Читаем Славное море. Первая волна полностью

— Поднять якорь! — продолжал распоряжаться капитан.

Шумно заработал паровой шпиленок, выбирая якор­ную цепь.

Под рукой капитана звякнули ручки телеграфа, и в машину пошел сигнал: «Самый малый вперед!»

Пароход стал- отваливать от берега, и за ним, чуть изгибаясь, двинулся весь караван. Берег медленно уп­лывал назад.


V

Геннадий стоял на нижней палубе и глядел на уда­ляющийся город. Сначала исчезли, как бы потонули в густой зелени берега жилые дома, потом корпуса и тру­бы заводов. Дольше всех, как маяк, белела залитая солн­цем башня электростанции.

Караван сделал разворот и пошел строго на север. Теперь с правого борта «Полярного» уже был не город, а поросшие низкими тальниками да высокими травами длинные острова. Далеко за островами в синей дымке вставали каменные горы противоположного берега.

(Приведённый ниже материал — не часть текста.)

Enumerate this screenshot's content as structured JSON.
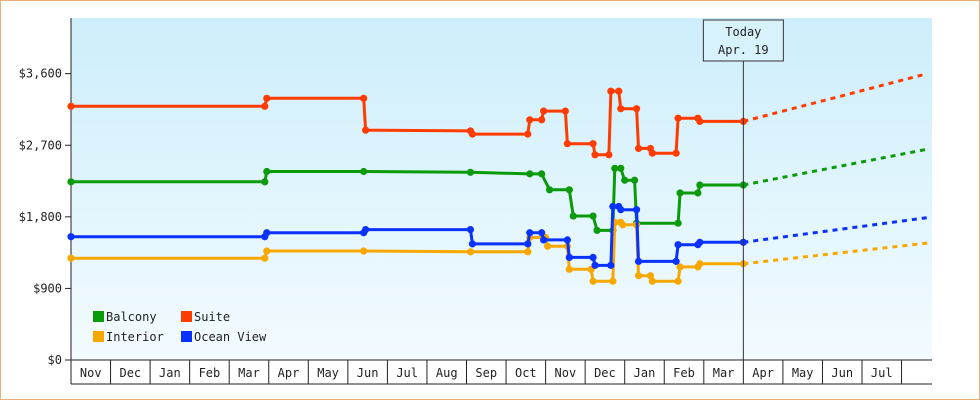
{
  "chart_data": {
    "type": "line",
    "title": "",
    "xlabel": "",
    "ylabel": "",
    "ylim": [
      0,
      4300
    ],
    "y_ticks": [
      "$0",
      "$900",
      "$1,800",
      "$2,700",
      "$3,600"
    ],
    "y_tick_values": [
      0,
      900,
      1800,
      2700,
      3600
    ],
    "months": [
      "Nov",
      "Dec",
      "Jan",
      "Feb",
      "Mar",
      "Apr",
      "May",
      "Jun",
      "Jul",
      "Aug",
      "Sep",
      "Oct",
      "Nov",
      "Dec",
      "Jan",
      "Feb",
      "Mar",
      "Apr",
      "May",
      "Jun",
      "Jul"
    ],
    "today_label_1": "Today",
    "today_label_2": "Apr. 19",
    "today_month_index": 17,
    "grid": false,
    "legend_position": "bottom-left",
    "series": [
      {
        "name": "Balcony",
        "color": "#0a9a0a",
        "points": [
          [
            0,
            2240
          ],
          [
            4.9,
            2240
          ],
          [
            4.95,
            2370
          ],
          [
            7.4,
            2370
          ],
          [
            10.1,
            2360
          ],
          [
            11.6,
            2340
          ],
          [
            11.9,
            2340
          ],
          [
            12.1,
            2140
          ],
          [
            12.6,
            2140
          ],
          [
            12.7,
            1810
          ],
          [
            13.2,
            1810
          ],
          [
            13.3,
            1630
          ],
          [
            13.7,
            1630
          ],
          [
            13.75,
            2410
          ],
          [
            13.9,
            2410
          ],
          [
            14.0,
            2260
          ],
          [
            14.25,
            2260
          ],
          [
            14.3,
            1720
          ],
          [
            15.35,
            1720
          ],
          [
            15.4,
            2100
          ],
          [
            15.85,
            2100
          ],
          [
            15.9,
            2200
          ],
          [
            17.0,
            2200
          ]
        ],
        "projection": [
          [
            17.0,
            2200
          ],
          [
            21.65,
            2650
          ]
        ]
      },
      {
        "name": "Suite",
        "color": "#ff3c00",
        "points": [
          [
            0,
            3190
          ],
          [
            4.9,
            3190
          ],
          [
            4.95,
            3290
          ],
          [
            7.4,
            3290
          ],
          [
            7.45,
            2890
          ],
          [
            10.1,
            2880
          ],
          [
            10.15,
            2840
          ],
          [
            11.55,
            2840
          ],
          [
            11.6,
            3020
          ],
          [
            11.9,
            3020
          ],
          [
            11.95,
            3130
          ],
          [
            12.5,
            3130
          ],
          [
            12.55,
            2720
          ],
          [
            13.2,
            2720
          ],
          [
            13.25,
            2580
          ],
          [
            13.6,
            2580
          ],
          [
            13.65,
            3380
          ],
          [
            13.85,
            3380
          ],
          [
            13.9,
            3160
          ],
          [
            14.3,
            3160
          ],
          [
            14.35,
            2660
          ],
          [
            14.65,
            2660
          ],
          [
            14.7,
            2600
          ],
          [
            15.3,
            2600
          ],
          [
            15.35,
            3040
          ],
          [
            15.85,
            3040
          ],
          [
            15.9,
            3000
          ],
          [
            17.0,
            3000
          ]
        ],
        "projection": [
          [
            17.0,
            3000
          ],
          [
            21.65,
            3600
          ]
        ]
      },
      {
        "name": "Interior",
        "color": "#f7a800",
        "points": [
          [
            0,
            1280
          ],
          [
            4.9,
            1280
          ],
          [
            4.95,
            1370
          ],
          [
            7.4,
            1370
          ],
          [
            10.1,
            1360
          ],
          [
            11.55,
            1360
          ],
          [
            11.6,
            1540
          ],
          [
            12.0,
            1540
          ],
          [
            12.05,
            1430
          ],
          [
            12.55,
            1430
          ],
          [
            12.6,
            1140
          ],
          [
            13.15,
            1140
          ],
          [
            13.2,
            990
          ],
          [
            13.7,
            990
          ],
          [
            13.75,
            1730
          ],
          [
            13.9,
            1730
          ],
          [
            13.95,
            1700
          ],
          [
            14.3,
            1700
          ],
          [
            14.35,
            1060
          ],
          [
            14.65,
            1060
          ],
          [
            14.7,
            990
          ],
          [
            15.35,
            990
          ],
          [
            15.4,
            1170
          ],
          [
            15.85,
            1170
          ],
          [
            15.9,
            1210
          ],
          [
            17.0,
            1210
          ]
        ],
        "projection": [
          [
            17.0,
            1210
          ],
          [
            21.65,
            1470
          ]
        ]
      },
      {
        "name": "Ocean View",
        "color": "#0a32ff",
        "points": [
          [
            0,
            1550
          ],
          [
            4.9,
            1550
          ],
          [
            4.95,
            1600
          ],
          [
            7.4,
            1600
          ],
          [
            7.45,
            1640
          ],
          [
            10.1,
            1640
          ],
          [
            10.15,
            1460
          ],
          [
            11.55,
            1460
          ],
          [
            11.6,
            1600
          ],
          [
            11.9,
            1600
          ],
          [
            11.95,
            1510
          ],
          [
            12.55,
            1510
          ],
          [
            12.6,
            1290
          ],
          [
            13.2,
            1290
          ],
          [
            13.25,
            1190
          ],
          [
            13.65,
            1190
          ],
          [
            13.7,
            1930
          ],
          [
            13.85,
            1930
          ],
          [
            13.9,
            1890
          ],
          [
            14.3,
            1890
          ],
          [
            14.35,
            1240
          ],
          [
            15.3,
            1240
          ],
          [
            15.35,
            1450
          ],
          [
            15.85,
            1450
          ],
          [
            15.9,
            1480
          ],
          [
            17.0,
            1480
          ]
        ],
        "projection": [
          [
            17.0,
            1480
          ],
          [
            21.65,
            1790
          ]
        ]
      }
    ]
  }
}
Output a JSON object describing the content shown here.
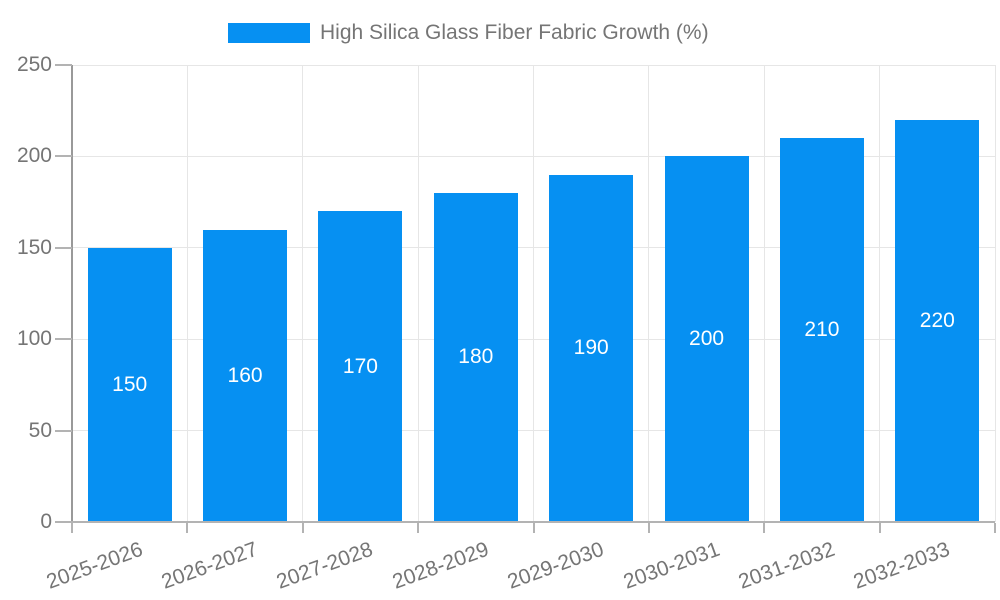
{
  "legend": {
    "label": "High Silica Glass Fiber Fabric Growth (%)"
  },
  "colors": {
    "bar": "#0690F2",
    "grid": "#E6E6E6",
    "y_axis": "#999999",
    "x_axis": "#B3B3B3",
    "tick_text": "#757575",
    "bar_label_text": "#FFFFFF"
  },
  "chart_data": {
    "type": "bar",
    "title": "",
    "series_name": "High Silica Glass Fiber Fabric Growth (%)",
    "categories": [
      "2025-2026",
      "2026-2027",
      "2027-2028",
      "2028-2029",
      "2029-2030",
      "2030-2031",
      "2031-2032",
      "2032-2033"
    ],
    "values": [
      150,
      160,
      170,
      180,
      190,
      200,
      210,
      220
    ],
    "value_labels_shown": true,
    "xlabel": "",
    "ylabel": "",
    "ylim": [
      0,
      250
    ],
    "yticks": [
      0,
      50,
      100,
      150,
      200,
      250
    ],
    "grid": true,
    "legend_position": "top",
    "x_tick_rotation_deg": -20
  }
}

Лена—могучая река. По длине она чуть не в два раза больше Волги. Но берега ее мало населены. И почти всю дорогу будут видны вот такие густо заросшие острова и высокие то серые, то желтые прибрежные горы.

— Матрос Серов! — услышал Гена возле себя зыч­ный голос боцмана.

— Есть матрос Серов! — вытянувшись, ответил Ген­надий.

— На бак, к вахтенному, помогать будешь.

— Есть на бак к вахтенному! — повторил он еще громче и бегом бросился к трапу, ведущему на верхнюю палубу.

Он не знал, где бак, но полагал, что где-нибудь на­верху. На вторую палубу выскочил возле машинного отделения.

Навстречу вышел длинный Сергей Алферов. Серов кинулся к нему.

— Мне нужно на бак. Где это?

Тот удивленно посмотрел на Гену и не торопясь от­ветил:

— Бак — это передняя палуба на носу теплохода, перед штурвальной рубкой. Понятно?

Слышавший, что на корабле все приказания началь­ства выполняются бегом, Геннадий, позабыв про Алфе­рова, кинулся на переднюю палубу.


VI


Матрос Носков, к которому послали Серова, такого же, как и Генка, роста, но покрепче сбит, старше года­ми и богаче веснушками.

Еще о нем можно было сказать, что он ходил по жиз­ни колесом, любил смеяться, часто и умело рассказы­вал занимательные приключения о Севере.

У него всегда улыбались не только золотистые гла-за, но и вздернутый, весь в веснушках нос, толстые круг­лые щеки и тонкие, широко разрезанные губы.

Полусогнувшись, он опускал за борт длинную жердь с белыми и черными отметками в футах.

— Двенадцать... Четырнадцать!.. — кричал он, ни на кого не глядя.

— Ты это кому? — спросил подошедший Геннадий.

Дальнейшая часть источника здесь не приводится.